Le cause della mielofibrosi
Da che cosa è provocata la mielofibrosi e perché ci si ammala? Di mezzo ci sono i geni e alcune loro mutazioni. Tre in particolare. La principale, che accomuna oltre la metà dei pazienti, è la mutazione V617F di JAK2, un gene importante per il controllo della produzione delle cellule del sangue, gene che, se mutato, risulta associato a una loro proliferazione incontrollata. La seconda per frequanza è quella del gene CALR, presente nel 25-35% dei casi e alla base della produzione di una proteina, la calreticulina, coinvolta nella regolazione di processi come la proliferazione, la crescita, la migrazione e la morte cellulare. L’ultima mutazione, riscontrata nel 3-5% dei pazienti, riguarda il gene MPL, coinvolto nella produzione di piastrine.

La mielofibrosi determina la graduale comparsa nel midollo osseo di un tessuto fibroso che ne sovverte la struttura. In questo modo ne viene modificata la funzionalità, con la conseguente alterazione della produzione delle cellule del sangue. Quando la malattia si manifesta in maniera isolata, si parla di mielofibrosi primaria(idiopatica); quando rappresenta la conseguenza di altre neoplasie mieloproliferative, come policitemia vera e trombocitemia essenziale, si parla di mielofibrosi secondaria.

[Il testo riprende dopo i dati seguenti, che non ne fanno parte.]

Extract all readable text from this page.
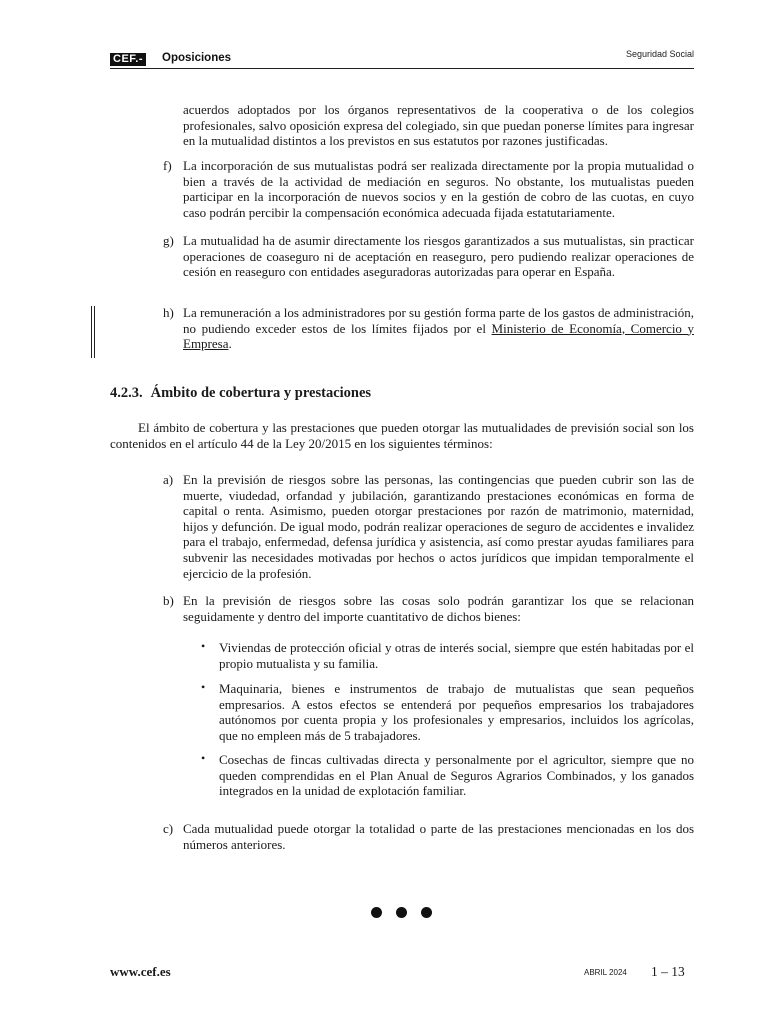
CEF.- Oposiciones	Seguridad Social
acuerdos adoptados por los órganos representativos de la cooperativa o de los colegios profesionales, salvo oposición expresa del colegiado, sin que puedan ponerse límites para ingresar en la mutualidad distintos a los previstos en sus estatutos por razones justificadas.
f) La incorporación de sus mutualistas podrá ser realizada directamente por la propia mutualidad o bien a través de la actividad de mediación en seguros. No obstante, los mutualistas pueden participar en la incorporación de nuevos socios y en la gestión de cobro de las cuotas, en cuyo caso podrán percibir la compensación económica adecuada fijada estatutariamente.
g) La mutualidad ha de asumir directamente los riesgos garantizados a sus mutualistas, sin practicar operaciones de coaseguro ni de aceptación en reaseguro, pero pudiendo realizar operaciones de cesión en reaseguro con entidades aseguradoras autorizadas para operar en España.
h) La remuneración a los administradores por su gestión forma parte de los gastos de administración, no pudiendo exceder estos de los límites fijados por el Ministerio de Economía, Comercio y Empresa.
4.2.3. Ámbito de cobertura y prestaciones
El ámbito de cobertura y las prestaciones que pueden otorgar las mutualidades de previsión social son los contenidos en el artículo 44 de la Ley 20/2015 en los siguientes términos:
a) En la previsión de riesgos sobre las personas, las contingencias que pueden cubrir son las de muerte, viudedad, orfandad y jubilación, garantizando prestaciones económicas en forma de capital o renta. Asimismo, pueden otorgar prestaciones por razón de matrimonio, maternidad, hijos y defunción. De igual modo, podrán realizar operaciones de seguro de accidentes e invalidez para el trabajo, enfermedad, defensa jurídica y asistencia, así como prestar ayudas familiares para subvenir las necesidades motivadas por hechos o actos jurídicos que impidan temporalmente el ejercicio de la profesión.
b) En la previsión de riesgos sobre las cosas solo podrán garantizar los que se relacionan seguidamente y dentro del importe cuantitativo de dichos bienes:
• Viviendas de protección oficial y otras de interés social, siempre que estén habitadas por el propio mutualista y su familia.
• Maquinaria, bienes e instrumentos de trabajo de mutualistas que sean pequeños empresarios. A estos efectos se entenderá por pequeños empresarios los trabajadores autónomos por cuenta propia y los profesionales y empresarios, incluidos los agrícolas, que no empleen más de 5 trabajadores.
• Cosechas de fincas cultivadas directa y personalmente por el agricultor, siempre que no queden comprendidas en el Plan Anual de Seguros Agrarios Combinados, y los ganados integrados en la unidad de explotación familiar.
c) Cada mutualidad puede otorgar la totalidad o parte de las prestaciones mencionadas en los dos números anteriores.
www.cef.es	ABRIL 2024 1 – 13
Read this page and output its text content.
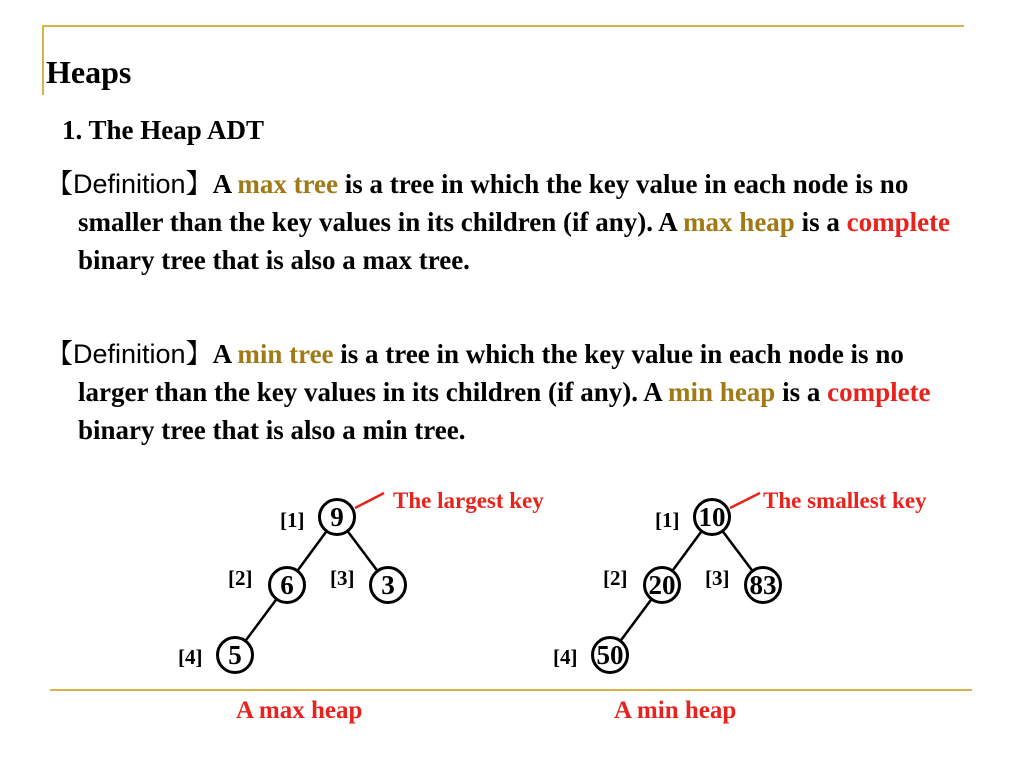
Heaps
1. The Heap ADT

【Definition】A max tree is a tree in which the key value in each node is no smaller than the key values in its children (if any). A max heap is a complete binary tree that is also a max tree.

【Definition】A min tree is a tree in which the key value in each node is no larger than the key values in its children (if any). A min heap is a complete binary tree that is also a min tree.

9
6	3
5
[1]
[2]	[3]
[4]
The largest key
A max heap
10
20	83
50
[1]
[2]	[3]
[4]
The smallest key
A min heap
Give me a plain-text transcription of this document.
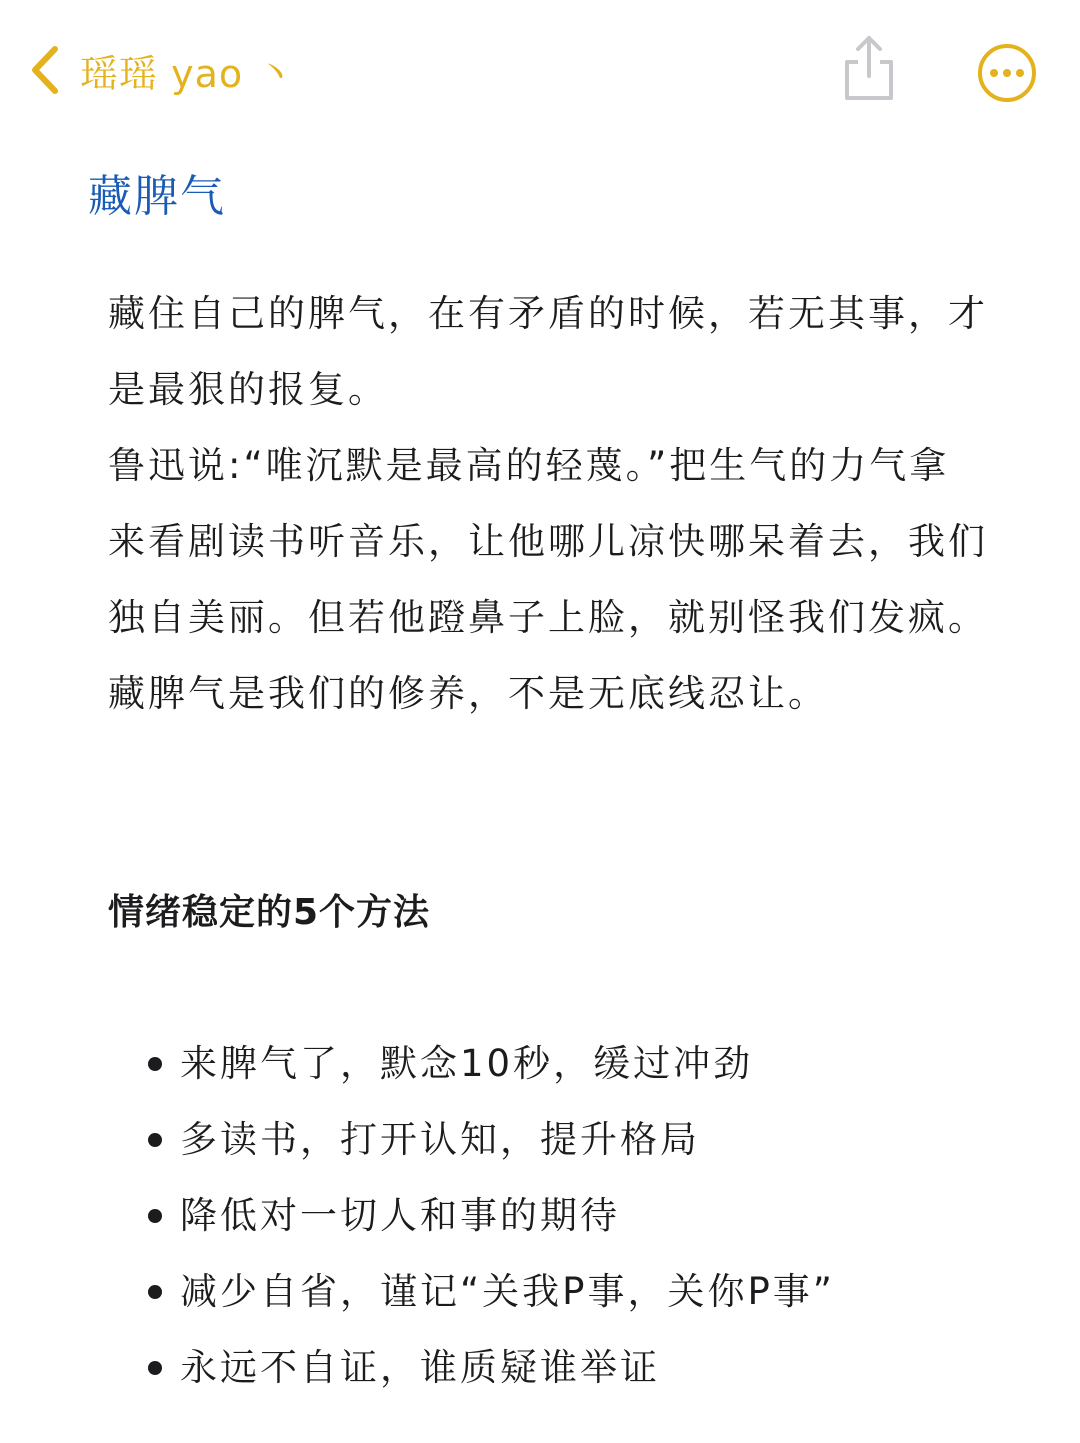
瑶瑶 yao 丶
藏脾气

藏住自己的脾气，在有矛盾的时候，若无其事，才是最狠的报复。

鲁迅说:“唯沉默是最高的轻蔑。”把生气的力气拿来看剧读书听音乐，让他哪儿凉快哪呆着去，我们独自美丽。但若他蹬鼻子上脸，就别怪我们发疯。

藏脾气是我们的修养，不是无底线忍让。

情绪稳定的5个方法
来脾气了，默念10秒，缓过冲劲
多读书，打开认知，提升格局
降低对一切人和事的期待
减少自省，谨记“关我P事，关你P事”
永远不自证，谁质疑谁举证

L’andamento della malattia e il suo impatto sulla qualità di vita
La mielofibrosi può peggiorare più o meno lentamente nell’arco di diversi anni, con modalità variabili a seconda del paziente. In genere la fase iniziale consiste in un danno alla struttura del midollo osseo. È la fase precoce, o pre-fibrotica, perché non è presente ancora la fibrosi del midollo osseo. Nella fase avanzata compare la fibrosi midollare e si evidenzia una fuoriuscita di cellule staminali immature dal midollo osseo. Queste, attraverso il sangue, raggiungono la milza e il fegato, dove si accumulano. Solitamente, quando la malattia si manifesta, sono già presenti le alterazioni tipiche: oltre alla fibrosi, tra le altre, l’anemia e l’ingrossamento della milza. In alcuni casi (10-15 su 100) la mielofibrosi può evolvere in una patologia più severa: la leucemia mieloide acuta.

La quotidianità del paziente non è delle più semplici. Negli stadi più avanzati, la mielofibrosi ha un forte impatto sulla qualità di vita. La situazione complessiva può essere aggravata dal fatto che colpisce per lo più gli anziani, persone fragili, che assumono farmaci per altri disturbi cronici e che, rispetto alla popolazione generale, hanno un rischio maggiore di malattie a carico del cuore e dei vasi sanguigni. Circa il 40% dei pazienti presenta un’anemia da moderata a grave già al momento della diagnosi, ma si stima che quasi tutti la svilupperanno nel corso del tempo. Questa condizione richiede cure di supporto aggiuntive, in primis le trasfusioni. E, purtroppo, i pazienti che dipendono dalle trasfusioni hanno una prognosi sfavorevole e una sopravvivenza ridotta. Nei casi in cui si riscontri una profonda astenia e/o una splenomegalia massiva, la mielofibrosi può impedire di compiere una serie di attività ‘normali’, come camminare, salire le scale, rifare il letto, fare la doccia, cucinare.

Le terapie e momelotinib
L’unica terapia ad oggi potenzialmente in grado di guarire è il trapianto di midollo, che, tuttavia, è riservato a una piccola percentuale di pazienti, in genere sotto i 70 anni, per via della complessità e dei rischi ad esso associati.

Momelotinib è un farmaco della classe dei JAK inibitori e negli studi che hanno portato alla sua approvazione ha dimostrato, rispetto agli altri già utilizzati, di ridurre i sintomi, la splenomegalia e di avere un impatto favorevole sull’anemia, riducendo il carico trasfusionale.

Certo la strada è ancora lunga, ma la medicina procede a tappe. L’importante è tenere aperta la partita contro la malattia. Un passo alla volta, un pugno alla volta, una ripresa alla volta.